Abstract 14123: Activated Macrophages Release Delta-like 4: A Potential New Biomarker of Cardiometabolic Disorders
Background: We previously demonstrated that the Notch ligand Delta-like 4 (Dll4), a transmembrane protein, promotes macrophage activation and cardiometabolic disorders. ADAM17, a potent transmembrane protease, cleaves transmembrane proteins to release the soluble forms. We recently found that activated macrophages release the extracellular domain of Dll4. The present study has explored the underlying release mechanisms and tested hypothesis that blood Dll4 levels associate with atherosclerotic plaque burden.
Method and Results: LPS significantly increased Dll4 in the supernatant of cultured mouse peritoneal macrophages in time- and dose-dependent manners. Inhibition of ADAM17 by siRNA-mediated silencing inhibited LPS-induced Dll4 release, while silencing of ADAM10, another ADAM protease implicated in Notch signaling, had no significant effect on soluble Dll4 release. LPS increased the number of microparticles and ultracentrifugation to remove microparticles reduced Dll4 levels in culture supernatant. In the microparticle pellet, full-length Dll4 was detected by Western blotting. These findings indicate that macrophages may release Dll4 as a soluble form mediated by ADAM17 and in microparticles. Further, Dll4 was detected in plasma by ELISA. Plasma Dll4 levels were lower in ADAM17-deficient mice compared to wild-type mice (10.8±6.7 vs. 17.9±6.3 ng/mL, n=11, p < 0.05). In hyperlipidemic LDL receptor deficient (Ldlr-/-) mice, plasma Dll4 levels were higher than normolipidemic wild-type mice (Figure A, N=10-14) and positively associated with plasma triglyceride and cholesterol levels.
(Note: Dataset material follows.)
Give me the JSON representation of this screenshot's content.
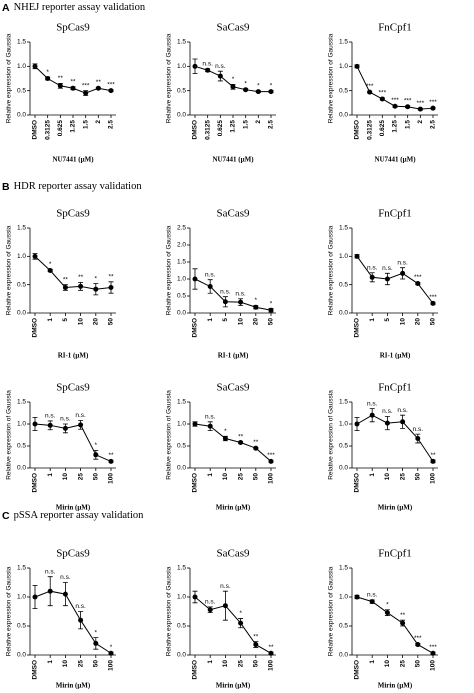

In addition, plasma Dll4 levels correlated with lipid content in the aorta of Ldlr-/- mice (oil red O stain, Figure B, r=0.47, p<0.05).
Conclusion: These results indicate that macrophages can release Dll4 via ADAM17-mediated shedding and through microparticle release. Plasma Dll4 concentrations may serve as a novel biomarker of cardiometabolic disorders.
- © 2013 by American Heart Association, Inc.